Each word in a sentence (string) is sorted alphabetically.

Examples

julia> order_string("This is a sorted sentence; Who is 1 and two  ")
" This is a deorst ;ceeennst Who is 1 adn otw  "

plotEntropyTree(S,...)

julia>plotEntropyTree("H(X,Y)+1.2 H(X)+7H(X1,X2,X3)")

julia>plotEntropyTree("H(X,Y)+1H(X1,X2)+3H(X1,X2,X3)",curves=:false,nodecolor=:gold,edgecolor=:gray,nodeshape=:rect,nodesize=0.15)

plotIE(S,...)

julia>PlotIE("H(X,Y)+7H(X1,X2,X3)")

julia>plotIE("I(X;Y)+2I(X;Y|Z)",curves=:false)

PlotInformationExpression(S,...)

julia>PlotInformationExpression("H(X,Y)+7H(X1,X2,X3)")

julia>PlotInformationExpression("I(X;Y)+2I(X;Y|Z)",curves=:false)

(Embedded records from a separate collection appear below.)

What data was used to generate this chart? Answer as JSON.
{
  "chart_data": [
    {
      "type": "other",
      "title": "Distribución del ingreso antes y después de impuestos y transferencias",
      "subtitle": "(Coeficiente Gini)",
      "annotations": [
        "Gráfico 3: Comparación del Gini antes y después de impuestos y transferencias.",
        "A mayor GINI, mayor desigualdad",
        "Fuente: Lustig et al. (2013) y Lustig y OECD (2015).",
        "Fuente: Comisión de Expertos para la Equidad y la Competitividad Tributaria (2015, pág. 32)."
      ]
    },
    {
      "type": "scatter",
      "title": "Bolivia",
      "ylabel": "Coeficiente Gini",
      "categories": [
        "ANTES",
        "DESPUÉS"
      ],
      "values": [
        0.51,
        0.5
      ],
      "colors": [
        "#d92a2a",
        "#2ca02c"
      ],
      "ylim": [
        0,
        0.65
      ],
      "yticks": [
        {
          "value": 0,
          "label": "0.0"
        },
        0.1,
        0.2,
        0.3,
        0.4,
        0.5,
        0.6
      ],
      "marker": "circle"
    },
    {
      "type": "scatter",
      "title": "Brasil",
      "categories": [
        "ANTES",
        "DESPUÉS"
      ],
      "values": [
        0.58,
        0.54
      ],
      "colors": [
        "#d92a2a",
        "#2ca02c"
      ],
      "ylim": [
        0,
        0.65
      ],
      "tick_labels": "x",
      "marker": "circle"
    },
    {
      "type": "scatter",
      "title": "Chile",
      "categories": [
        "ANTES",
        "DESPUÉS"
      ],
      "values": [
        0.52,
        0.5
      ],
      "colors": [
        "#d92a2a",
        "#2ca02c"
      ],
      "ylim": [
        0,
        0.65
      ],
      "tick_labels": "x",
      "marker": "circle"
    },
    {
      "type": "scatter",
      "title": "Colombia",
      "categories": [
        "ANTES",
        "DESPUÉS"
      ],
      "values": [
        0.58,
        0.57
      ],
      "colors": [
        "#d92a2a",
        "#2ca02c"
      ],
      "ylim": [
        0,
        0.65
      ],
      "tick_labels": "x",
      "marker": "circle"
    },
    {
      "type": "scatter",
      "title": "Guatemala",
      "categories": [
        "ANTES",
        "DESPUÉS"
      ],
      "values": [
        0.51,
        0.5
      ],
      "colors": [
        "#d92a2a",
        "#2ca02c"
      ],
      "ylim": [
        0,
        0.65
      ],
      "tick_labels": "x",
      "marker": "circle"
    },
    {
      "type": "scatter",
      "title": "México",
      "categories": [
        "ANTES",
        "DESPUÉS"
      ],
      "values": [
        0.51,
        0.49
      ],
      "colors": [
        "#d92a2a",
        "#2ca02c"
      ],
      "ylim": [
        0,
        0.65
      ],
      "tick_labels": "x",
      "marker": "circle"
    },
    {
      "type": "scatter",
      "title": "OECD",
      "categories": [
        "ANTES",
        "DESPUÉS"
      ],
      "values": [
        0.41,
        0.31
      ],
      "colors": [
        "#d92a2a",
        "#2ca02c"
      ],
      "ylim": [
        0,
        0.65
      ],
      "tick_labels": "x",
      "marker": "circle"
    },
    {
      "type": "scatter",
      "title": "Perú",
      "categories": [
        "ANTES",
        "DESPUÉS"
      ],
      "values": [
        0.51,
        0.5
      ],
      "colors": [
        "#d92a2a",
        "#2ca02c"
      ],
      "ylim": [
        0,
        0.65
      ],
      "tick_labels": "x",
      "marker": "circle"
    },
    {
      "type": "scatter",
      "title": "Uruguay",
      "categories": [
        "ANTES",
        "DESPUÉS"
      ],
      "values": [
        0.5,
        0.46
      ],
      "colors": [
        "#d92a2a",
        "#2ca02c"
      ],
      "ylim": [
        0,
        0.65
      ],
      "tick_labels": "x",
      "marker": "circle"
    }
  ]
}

Express an Information Expression in the simplest form (algebraically).

Examples

julia> simplify("I(X;Y)-H(X,Y|Z)-3H(X,Y)+2I(X;Y)")
"+3.0I(X;Y)-H(X,Y|Z)-3.0H(X,Y)"

julia> simplify("3I(X;Y|Z)-H(X,Y|Z)-3I(X;Y|Z)-3H(X,Y|Z)+H(X1,X2)")
"-4.0H(X,Y|Z)+H(X1,X2)"

Express an Information Expression in the simplest form (algebraically). This is used in conjunction with the canonical expression.

Examples

julia> 

For a given number n<10 of random variables, list down all the unique elemental information measures and their corresponding entropic decompositions. The entropic vectors are identified with the prefix h and follows lexicographic mapping. e.g., H(X1,X3,X7)=h137. Note that, for now this lexicographic mapping works only for n < 10.